The superior trust-level we need enables team-members to be authentic and vulnerable to each other, to ask for help whenever necessary, to provide unguarded feedback and to challenge each other on their ideas. An easy exercise to increase the trust-level in a team is to invite everyone to disclose (in a team-building setting) such information as
- 3 Life-milestones for me
- one of my big failures, and the lessons I learnt
- my little flaws that you should know!
- my strengths and weaknesses as a team-member
Tip #4 - Build team-players who drop the 'me' for the 'we'
Trust helps to “build team-players who drop the ‘me’ for the ‘we’”, as Phil Jackson said.

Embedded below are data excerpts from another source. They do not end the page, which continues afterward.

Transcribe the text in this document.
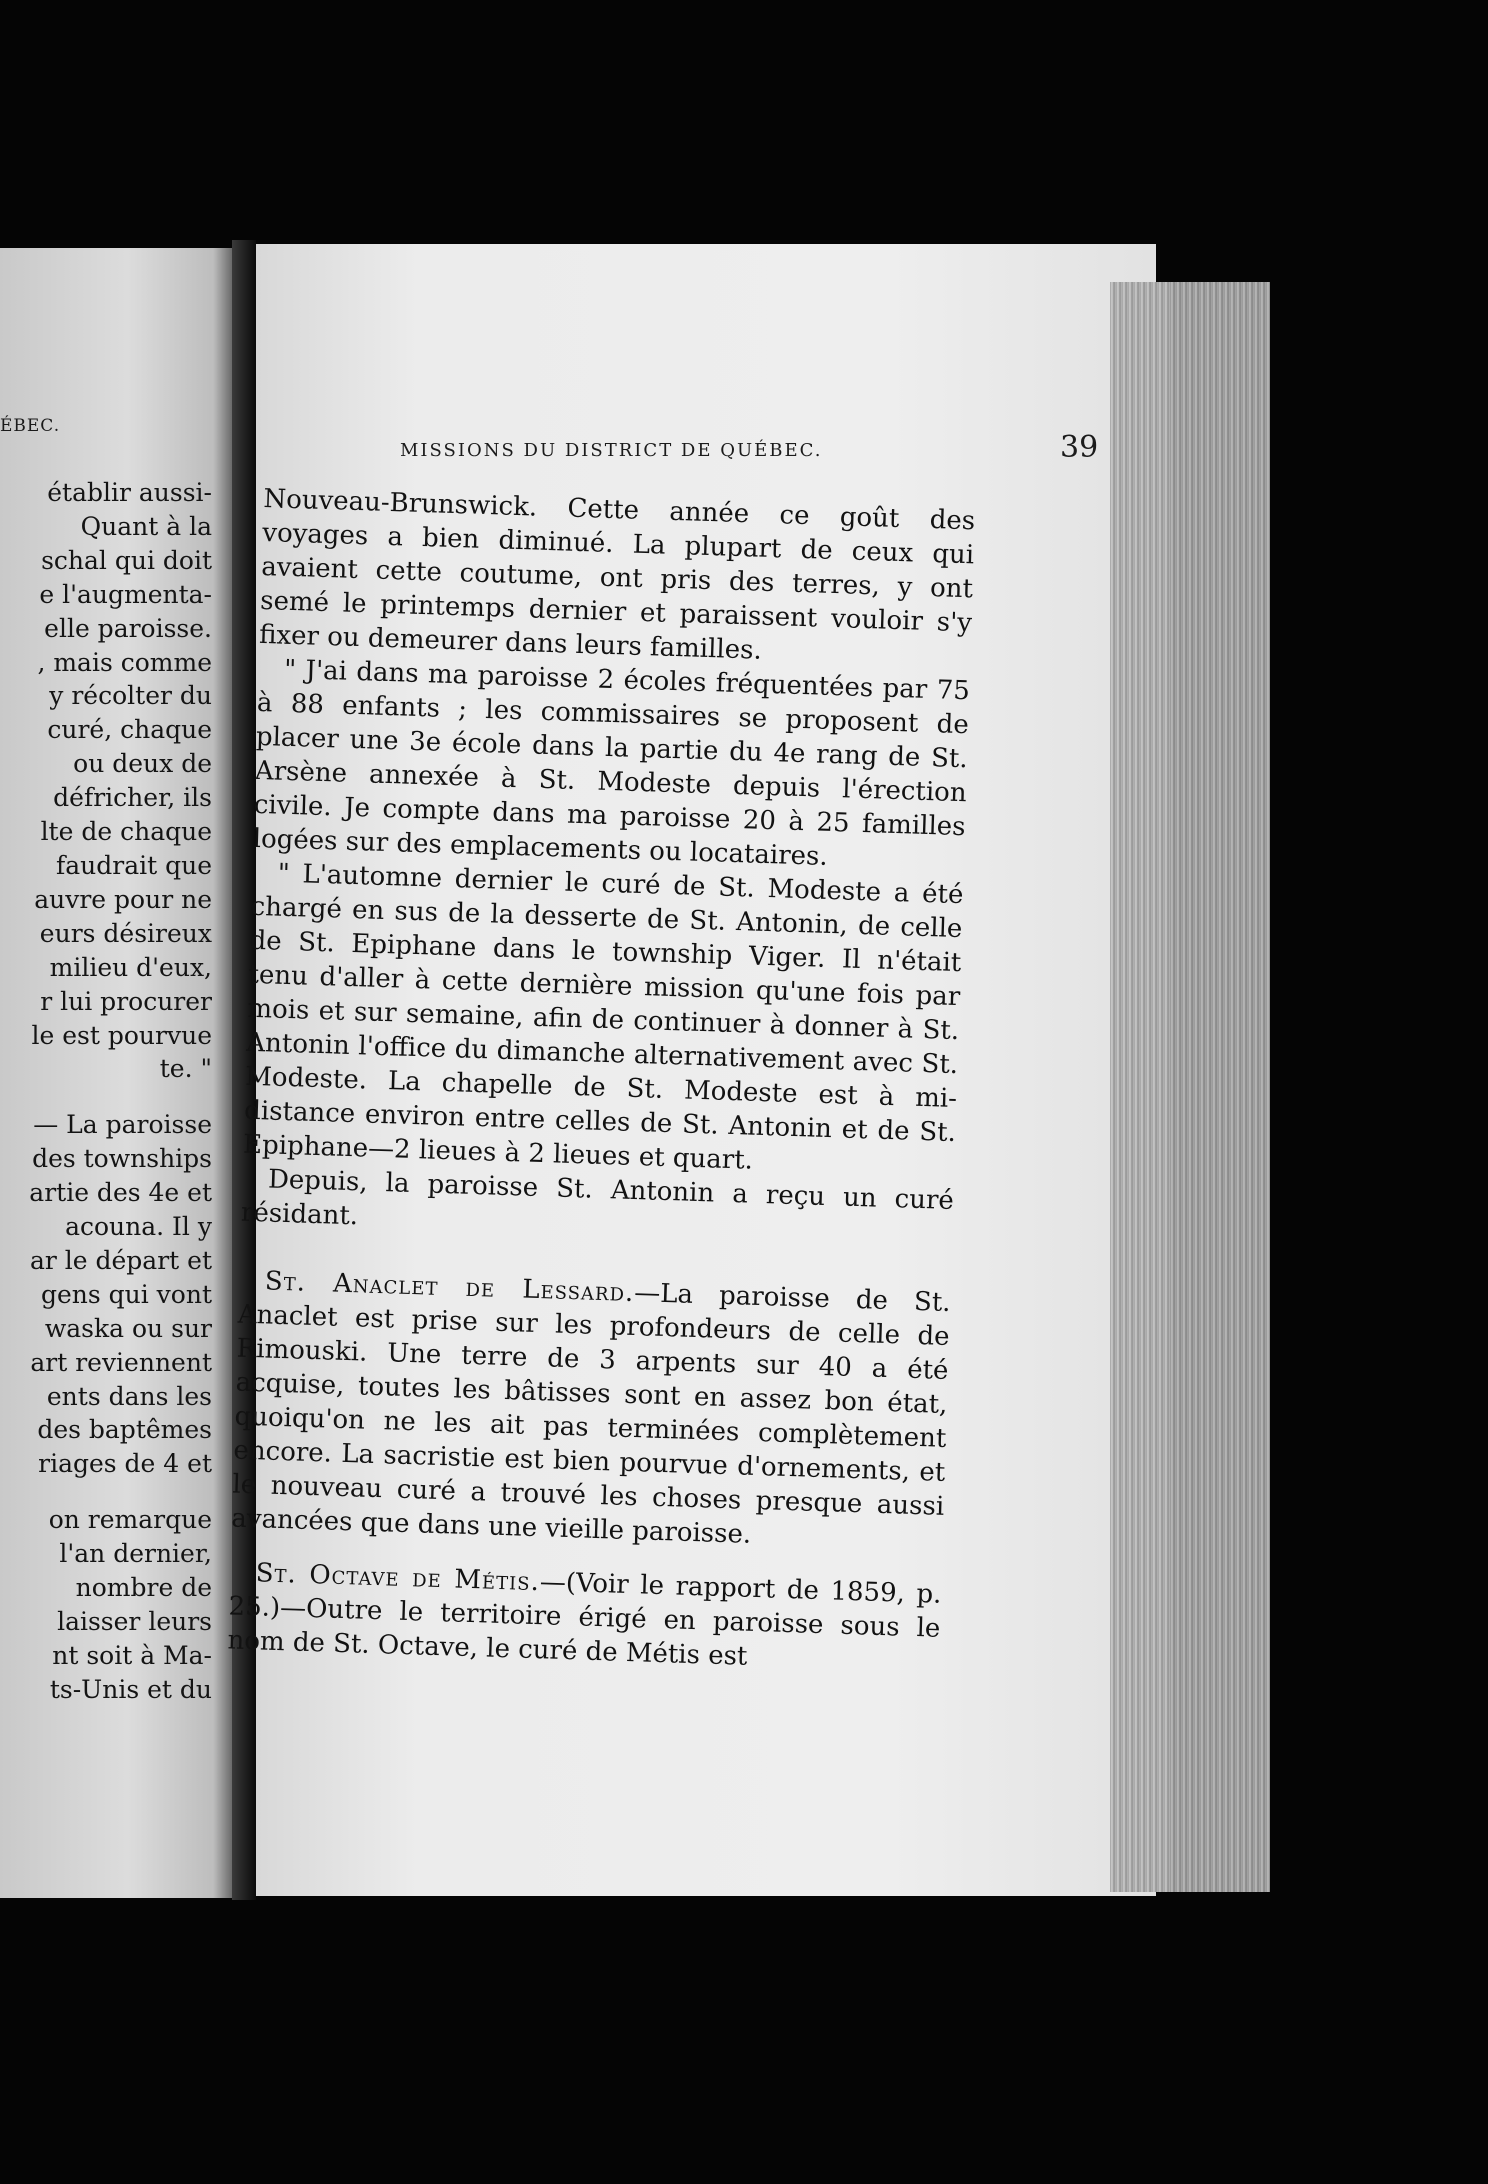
ÉBEC.
établir aussi-
Quant à la
schal qui doit
e l'augmenta-
elle paroisse.
, mais comme
y récolter du
curé, chaque
ou deux de
défricher, ils
lte de chaque
faudrait que
auvre pour ne
eurs désireux
milieu d'eux,
r lui procurer
le est pourvue
te. "
— La paroisse
des townships
artie des 4e et
acouna. Il y
ar le départ et
gens qui vont
waska ou sur
art reviennent
ents dans les
des baptêmes
riages de 4 et
on remarque
l'an dernier,
nombre de
laisser leurs
nt soit à Ma-
ts-Unis et du
MISSIONS DU DISTRICT DE QUÉBEC.	39

Nouveau-Brunswick. Cette année ce goût des voyages a bien diminué. La plupart de ceux qui avaient cette coutume, ont pris des terres, y ont semé le printemps dernier et paraissent vouloir s'y fixer ou demeurer dans leurs familles.

" J'ai dans ma paroisse 2 écoles fréquentées par 75 à 88 enfants ; les commissaires se proposent de placer une 3e école dans la partie du 4e rang de St. Arsène annexée à St. Modeste depuis l'érection civile. Je compte dans ma paroisse 20 à 25 familles logées sur des emplacements ou locataires.

" L'automne dernier le curé de St. Modeste a été chargé en sus de la desserte de St. Antonin, de celle de St. Epiphane dans le township Viger. Il n'était tenu d'aller à cette dernière mission qu'une fois par mois et sur semaine, afin de continuer à donner à St. Antonin l'office du dimanche alternativement avec St. Modeste. La chapelle de St. Modeste est à mi-distance environ entre celles de St. Antonin et de St. Epiphane—2 lieues à 2 lieues et quart.

Depuis, la paroisse St. Antonin a reçu un curé résidant.

St. Anaclet de Lessard.—La paroisse de St. Anaclet est prise sur les profondeurs de celle de Rimouski. Une terre de 3 arpents sur 40 a été acquise, toutes les bâtisses sont en assez bon état, quoiqu'on ne les ait pas terminées complètement encore. La sacristie est bien pourvue d'ornements, et le nouveau curé a trouvé les choses presque aussi avancées que dans une vieille paroisse.

St. Octave de Métis.—(Voir le rapport de 1859, p. 25.)—Outre le territoire érigé en paroisse sous le nom de St. Octave, le curé de Métis est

So does regular acknowledgement of team-work’s added value. And so does this simple question -“what would a great team-player do in this case?”- asked to our colleagues each time they have to make a decision impacting the team.

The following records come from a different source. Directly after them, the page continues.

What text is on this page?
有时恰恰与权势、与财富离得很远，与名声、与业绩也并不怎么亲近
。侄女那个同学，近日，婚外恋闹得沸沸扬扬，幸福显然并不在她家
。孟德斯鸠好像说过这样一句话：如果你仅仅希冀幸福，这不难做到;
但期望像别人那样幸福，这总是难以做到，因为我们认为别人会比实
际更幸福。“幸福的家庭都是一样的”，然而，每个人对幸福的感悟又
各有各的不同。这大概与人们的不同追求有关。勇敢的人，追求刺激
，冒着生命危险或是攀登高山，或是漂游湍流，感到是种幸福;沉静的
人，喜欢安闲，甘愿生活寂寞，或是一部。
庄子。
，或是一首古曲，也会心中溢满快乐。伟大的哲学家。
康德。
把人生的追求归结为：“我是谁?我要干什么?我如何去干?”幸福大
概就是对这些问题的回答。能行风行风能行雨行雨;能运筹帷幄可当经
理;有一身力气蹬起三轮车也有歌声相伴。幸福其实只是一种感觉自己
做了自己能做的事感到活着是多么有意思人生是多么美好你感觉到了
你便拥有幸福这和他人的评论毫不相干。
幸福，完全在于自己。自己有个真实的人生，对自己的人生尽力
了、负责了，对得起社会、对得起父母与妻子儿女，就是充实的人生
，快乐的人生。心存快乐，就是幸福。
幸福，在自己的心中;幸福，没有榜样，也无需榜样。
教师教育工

Tip #5 - Require people to think deeper and differently
After all, we are all paid to think! And doing it better than competitors obviously secures a formidable advantage.
Remember how Steve Jobs revived moribund Apple in 1997 by demanding fresh thinking throughout the organization. And how he showcased his belief with the hit-advertisement featuring Einstein, Picasso, Mahatma Gandhi, John Lennon … and the voice-over,
“Here’s to the crazy ones, the misfits, the rebels, the trouble-makers (…) You can disagree with them. Glorify or vilify them. (…) About the only thing you can’t do is ignore them, because they change things. And while some may see them as the crazy ones, we see genius. Because the people who are crazy enough to think they can change the world are the ones who do.”
Tip #6 - Value initiative, experiment and courage
“A ship in a harbor is safe, but that is not what ships were built for; value initiative, experiment and courage”.
Did you hear the story of a high-level project director for an IT company, who managed the very costly development of a new software?
The launch was a catastrophe, and the CEO requested a meeting with him.
Shaking with fear, the director immediately asked: “So I am fired?” The CEO replied: “You must be joking! I just invested a fortune in your training, and you think I’d fire you?" "
Here people get killed only for not trying” could be a worthy slogan (if a bit strong)!
Tip #7 - Favor diversity
As obvious as often avoided.
In 2009, McKinsey found out that “companies with three or more female executives in the executive committee” were doing consistently better than companies without ladies at the top, across all performance-criteria assessed.
I don’t know yet many companies with significant gender diversity at executive level. Do you?
Tip #8 - Promote productive conflict
This tip is also unarguable! Discussing all sensitive, difficult issues leaves no unhealthy baggage and no lack of clarity in the team. We will have succeeded in this endeavor the day when colleagues rejoice at the occurrence of any disagreement, in the belief that it will yield higher-quality decisions and superior respect of each other.
Tip #9 - Probe business cases ruthlessly
We are all familiar with disappointment when we challenge budget-drafts, market-forecasts or the “worst case scenario” in a business plan, and find out they don’t withstand even the first round of our probing questions.
To facilitate more robust anticipation-work, the first step is a step-back… to confront reality and what can go wrong, with uncompromising objectivity. A ‘must have’ discipline, which also educates staff about ‘calculated risk-taking’.
Whilst those nine tips surely yield more agility in an organization, putting them all in practice is obviously stretching, fraught with ambiguities and even superficial contradictions (e.g. ‘trust’ vs. diversity’). Yet, leading an organization beyond the tensions of agility-growth shall pay back handsomely when the next crisis unleashes its uncertainties and the most agile players seize the underlying opportunities. “Pay now, play later; play now, pay later” wrote John C. Maxwell. So why not start the journey NOW?